China has inflated its growth pace for the last 9 years - from 2008 to 2016 by an average of 1.7 percentage points, a new study finds. The research was done at the Chinese University of Hong Kong and the University of Chicago. The inconsistency was a result of local governments rewarding for meeting growth and investment targets, authors jot down in the draft paper published in the Brookings Institution. The Beijing-based National Bureau of Statistics are aware of the manipulation and still calibrate the numbers but weren't able to do it satisfactorily since 2008, said authors Chang-Tai Hsieh, Wie Chen, Xilu Chen and Zheng Song.

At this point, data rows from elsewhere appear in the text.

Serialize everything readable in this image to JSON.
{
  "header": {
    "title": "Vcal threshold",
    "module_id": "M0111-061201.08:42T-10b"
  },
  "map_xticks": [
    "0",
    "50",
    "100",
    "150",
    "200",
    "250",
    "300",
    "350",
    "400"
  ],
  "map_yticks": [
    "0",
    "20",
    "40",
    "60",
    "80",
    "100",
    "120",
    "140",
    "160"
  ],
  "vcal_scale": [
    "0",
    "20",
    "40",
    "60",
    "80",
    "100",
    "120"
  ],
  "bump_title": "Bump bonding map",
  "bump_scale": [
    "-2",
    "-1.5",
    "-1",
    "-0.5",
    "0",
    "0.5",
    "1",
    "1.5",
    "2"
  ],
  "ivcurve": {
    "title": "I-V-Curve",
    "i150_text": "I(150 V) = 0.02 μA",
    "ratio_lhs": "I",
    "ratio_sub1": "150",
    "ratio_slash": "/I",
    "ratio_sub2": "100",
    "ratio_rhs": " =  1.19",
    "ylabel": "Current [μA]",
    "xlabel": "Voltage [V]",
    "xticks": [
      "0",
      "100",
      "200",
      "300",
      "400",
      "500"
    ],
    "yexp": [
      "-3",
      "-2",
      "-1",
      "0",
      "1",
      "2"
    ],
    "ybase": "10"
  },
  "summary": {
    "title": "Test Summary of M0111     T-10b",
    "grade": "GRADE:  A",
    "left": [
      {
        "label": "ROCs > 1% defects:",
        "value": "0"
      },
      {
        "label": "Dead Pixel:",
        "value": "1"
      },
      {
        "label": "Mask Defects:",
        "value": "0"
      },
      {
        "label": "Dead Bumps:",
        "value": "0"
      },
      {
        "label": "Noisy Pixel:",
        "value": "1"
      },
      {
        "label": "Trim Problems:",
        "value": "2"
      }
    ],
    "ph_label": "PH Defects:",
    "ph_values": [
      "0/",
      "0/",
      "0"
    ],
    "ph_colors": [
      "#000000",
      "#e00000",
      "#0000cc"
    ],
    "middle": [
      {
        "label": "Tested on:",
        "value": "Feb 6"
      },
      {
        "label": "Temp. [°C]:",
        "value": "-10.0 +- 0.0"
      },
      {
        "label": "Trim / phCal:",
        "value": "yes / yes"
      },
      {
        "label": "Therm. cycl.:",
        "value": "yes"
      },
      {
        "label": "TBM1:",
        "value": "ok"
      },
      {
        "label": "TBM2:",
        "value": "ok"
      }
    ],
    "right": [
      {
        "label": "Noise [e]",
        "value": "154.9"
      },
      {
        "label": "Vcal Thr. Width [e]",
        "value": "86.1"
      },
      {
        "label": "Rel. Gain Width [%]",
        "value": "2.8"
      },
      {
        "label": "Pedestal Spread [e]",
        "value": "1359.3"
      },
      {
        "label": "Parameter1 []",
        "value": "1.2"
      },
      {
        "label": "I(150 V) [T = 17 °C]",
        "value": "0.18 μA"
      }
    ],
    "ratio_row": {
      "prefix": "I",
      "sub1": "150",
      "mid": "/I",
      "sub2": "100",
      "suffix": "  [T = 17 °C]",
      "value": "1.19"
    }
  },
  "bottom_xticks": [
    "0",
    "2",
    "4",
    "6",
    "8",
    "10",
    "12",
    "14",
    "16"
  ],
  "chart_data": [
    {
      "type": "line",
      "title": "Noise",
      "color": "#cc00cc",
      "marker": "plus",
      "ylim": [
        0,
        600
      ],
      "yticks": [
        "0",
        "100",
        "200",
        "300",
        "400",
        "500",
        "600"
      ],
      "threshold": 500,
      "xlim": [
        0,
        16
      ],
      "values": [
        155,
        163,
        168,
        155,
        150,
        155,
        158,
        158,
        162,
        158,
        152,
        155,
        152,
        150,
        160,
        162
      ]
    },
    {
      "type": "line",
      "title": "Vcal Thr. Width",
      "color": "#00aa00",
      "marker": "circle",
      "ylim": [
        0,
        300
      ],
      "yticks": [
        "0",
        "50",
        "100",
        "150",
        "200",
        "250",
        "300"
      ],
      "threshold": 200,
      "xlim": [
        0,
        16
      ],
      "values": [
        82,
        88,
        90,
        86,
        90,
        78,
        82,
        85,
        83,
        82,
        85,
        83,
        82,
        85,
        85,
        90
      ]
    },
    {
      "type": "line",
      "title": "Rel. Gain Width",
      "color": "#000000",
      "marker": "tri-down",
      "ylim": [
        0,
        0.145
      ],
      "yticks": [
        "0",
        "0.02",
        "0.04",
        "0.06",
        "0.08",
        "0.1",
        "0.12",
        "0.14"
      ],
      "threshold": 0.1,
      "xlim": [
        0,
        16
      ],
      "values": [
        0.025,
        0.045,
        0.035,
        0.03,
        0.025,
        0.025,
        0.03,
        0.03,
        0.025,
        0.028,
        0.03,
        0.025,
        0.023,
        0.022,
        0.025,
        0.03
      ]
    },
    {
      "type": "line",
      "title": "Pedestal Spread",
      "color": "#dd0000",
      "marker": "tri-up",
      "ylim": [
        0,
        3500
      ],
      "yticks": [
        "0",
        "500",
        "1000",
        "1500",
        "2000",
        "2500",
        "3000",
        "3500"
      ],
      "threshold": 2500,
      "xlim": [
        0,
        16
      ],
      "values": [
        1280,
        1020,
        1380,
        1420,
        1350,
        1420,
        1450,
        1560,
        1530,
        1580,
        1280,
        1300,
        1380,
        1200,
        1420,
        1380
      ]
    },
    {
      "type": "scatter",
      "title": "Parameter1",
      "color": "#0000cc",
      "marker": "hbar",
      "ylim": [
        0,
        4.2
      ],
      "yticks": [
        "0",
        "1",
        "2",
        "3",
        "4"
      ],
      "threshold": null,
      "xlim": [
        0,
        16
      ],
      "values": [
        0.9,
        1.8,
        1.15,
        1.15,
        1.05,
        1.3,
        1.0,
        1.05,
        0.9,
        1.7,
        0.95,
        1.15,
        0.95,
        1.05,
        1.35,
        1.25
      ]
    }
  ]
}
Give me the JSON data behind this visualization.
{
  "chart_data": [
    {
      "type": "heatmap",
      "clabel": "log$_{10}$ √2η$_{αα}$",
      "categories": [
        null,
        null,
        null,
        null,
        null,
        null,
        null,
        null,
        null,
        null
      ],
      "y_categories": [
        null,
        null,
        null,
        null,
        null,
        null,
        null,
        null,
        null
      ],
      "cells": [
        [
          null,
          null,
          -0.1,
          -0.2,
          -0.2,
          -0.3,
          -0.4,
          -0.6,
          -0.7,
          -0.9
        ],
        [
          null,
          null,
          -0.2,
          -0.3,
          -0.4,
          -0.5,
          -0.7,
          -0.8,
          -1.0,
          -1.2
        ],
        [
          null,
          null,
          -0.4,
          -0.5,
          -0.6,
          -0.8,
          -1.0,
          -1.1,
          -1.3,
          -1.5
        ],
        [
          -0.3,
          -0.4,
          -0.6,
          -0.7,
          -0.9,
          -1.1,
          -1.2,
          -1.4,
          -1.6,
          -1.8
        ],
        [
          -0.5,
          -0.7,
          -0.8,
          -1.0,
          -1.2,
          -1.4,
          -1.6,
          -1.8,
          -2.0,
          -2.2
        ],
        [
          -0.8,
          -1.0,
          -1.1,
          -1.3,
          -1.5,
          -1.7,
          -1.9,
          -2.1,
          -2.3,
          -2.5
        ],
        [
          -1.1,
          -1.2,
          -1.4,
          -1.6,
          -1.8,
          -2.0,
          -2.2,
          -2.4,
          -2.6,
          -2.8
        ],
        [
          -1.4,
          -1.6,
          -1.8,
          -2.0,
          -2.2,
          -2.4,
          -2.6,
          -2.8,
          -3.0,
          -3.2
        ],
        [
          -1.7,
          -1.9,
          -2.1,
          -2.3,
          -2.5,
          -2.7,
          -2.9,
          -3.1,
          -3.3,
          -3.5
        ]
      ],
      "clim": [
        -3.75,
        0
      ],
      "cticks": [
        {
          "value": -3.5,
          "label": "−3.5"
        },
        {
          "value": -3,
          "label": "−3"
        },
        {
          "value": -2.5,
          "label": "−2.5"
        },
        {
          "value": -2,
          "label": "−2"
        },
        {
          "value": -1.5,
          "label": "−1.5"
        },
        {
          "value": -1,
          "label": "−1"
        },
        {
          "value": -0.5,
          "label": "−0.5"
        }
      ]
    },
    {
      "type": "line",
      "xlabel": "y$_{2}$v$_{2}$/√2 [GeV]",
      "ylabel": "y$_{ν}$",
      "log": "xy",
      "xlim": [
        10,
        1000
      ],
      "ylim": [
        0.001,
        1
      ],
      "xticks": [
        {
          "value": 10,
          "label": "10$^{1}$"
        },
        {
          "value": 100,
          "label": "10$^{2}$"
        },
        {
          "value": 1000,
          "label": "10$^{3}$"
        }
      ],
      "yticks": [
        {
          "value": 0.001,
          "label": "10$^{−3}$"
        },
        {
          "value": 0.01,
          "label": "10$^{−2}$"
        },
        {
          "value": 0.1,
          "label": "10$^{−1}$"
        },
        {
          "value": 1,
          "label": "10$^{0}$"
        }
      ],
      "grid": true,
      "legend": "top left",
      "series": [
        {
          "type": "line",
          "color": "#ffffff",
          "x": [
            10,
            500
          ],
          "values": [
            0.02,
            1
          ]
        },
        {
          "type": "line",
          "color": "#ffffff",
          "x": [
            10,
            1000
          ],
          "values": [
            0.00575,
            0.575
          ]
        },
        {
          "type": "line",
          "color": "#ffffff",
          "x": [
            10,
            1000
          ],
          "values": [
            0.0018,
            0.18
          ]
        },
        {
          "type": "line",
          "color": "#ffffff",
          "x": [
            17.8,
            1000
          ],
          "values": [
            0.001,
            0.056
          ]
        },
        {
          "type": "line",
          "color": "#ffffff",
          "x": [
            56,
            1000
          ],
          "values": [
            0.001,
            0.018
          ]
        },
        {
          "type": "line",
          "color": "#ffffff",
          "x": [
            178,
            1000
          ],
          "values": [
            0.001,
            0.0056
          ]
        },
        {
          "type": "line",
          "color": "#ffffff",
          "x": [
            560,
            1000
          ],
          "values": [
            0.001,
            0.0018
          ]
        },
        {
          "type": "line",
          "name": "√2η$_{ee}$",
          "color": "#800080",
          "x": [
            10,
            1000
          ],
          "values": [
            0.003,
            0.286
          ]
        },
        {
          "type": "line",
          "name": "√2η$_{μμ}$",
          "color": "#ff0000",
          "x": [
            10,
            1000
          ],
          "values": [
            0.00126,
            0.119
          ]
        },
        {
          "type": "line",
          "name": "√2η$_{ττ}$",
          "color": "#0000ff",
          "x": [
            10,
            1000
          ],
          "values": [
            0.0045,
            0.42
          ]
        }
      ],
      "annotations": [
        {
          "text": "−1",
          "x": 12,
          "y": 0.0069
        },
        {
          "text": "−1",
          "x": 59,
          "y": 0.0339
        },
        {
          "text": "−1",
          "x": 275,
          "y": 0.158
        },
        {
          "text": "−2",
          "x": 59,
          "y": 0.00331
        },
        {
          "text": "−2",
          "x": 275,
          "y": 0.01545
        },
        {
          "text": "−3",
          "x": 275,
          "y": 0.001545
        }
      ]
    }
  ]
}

There was no change in the adjustment by NBS corresponding to the miscalculated numbers after 2008. Instead, they use numbers like exports and imports, tax revenue, railway cargo flow etc. that are less likely to be manipulated to predict the GDP of the world's second largest economy.
The revised numbers show that growth in China has went downhill more severely than suggested since 2008. NBS, China didn't immediately respond to the request for a comment on the issue.
GDP in China has long been under criticism for over- or under-estimating growth or for balancing out the fluctuations. Local authorities, keen to improve their chances of promotion, over-reported the GDP figures by more than 10 percent larger than the national figure.
In recent years, national authority has checked on the firms that has been misrepresenting their stats. The head of the statistics bureau are now claiming that the problems are in the past and from this year, they will compute GDP for the 31 domestic regions.
Tom Orlik, chief economist at Bloomberg said that he is 'cautious' about the paper's conclusion stating that local officials overstated investment is hard to match with the fact that China's capital spending did rise a little too much.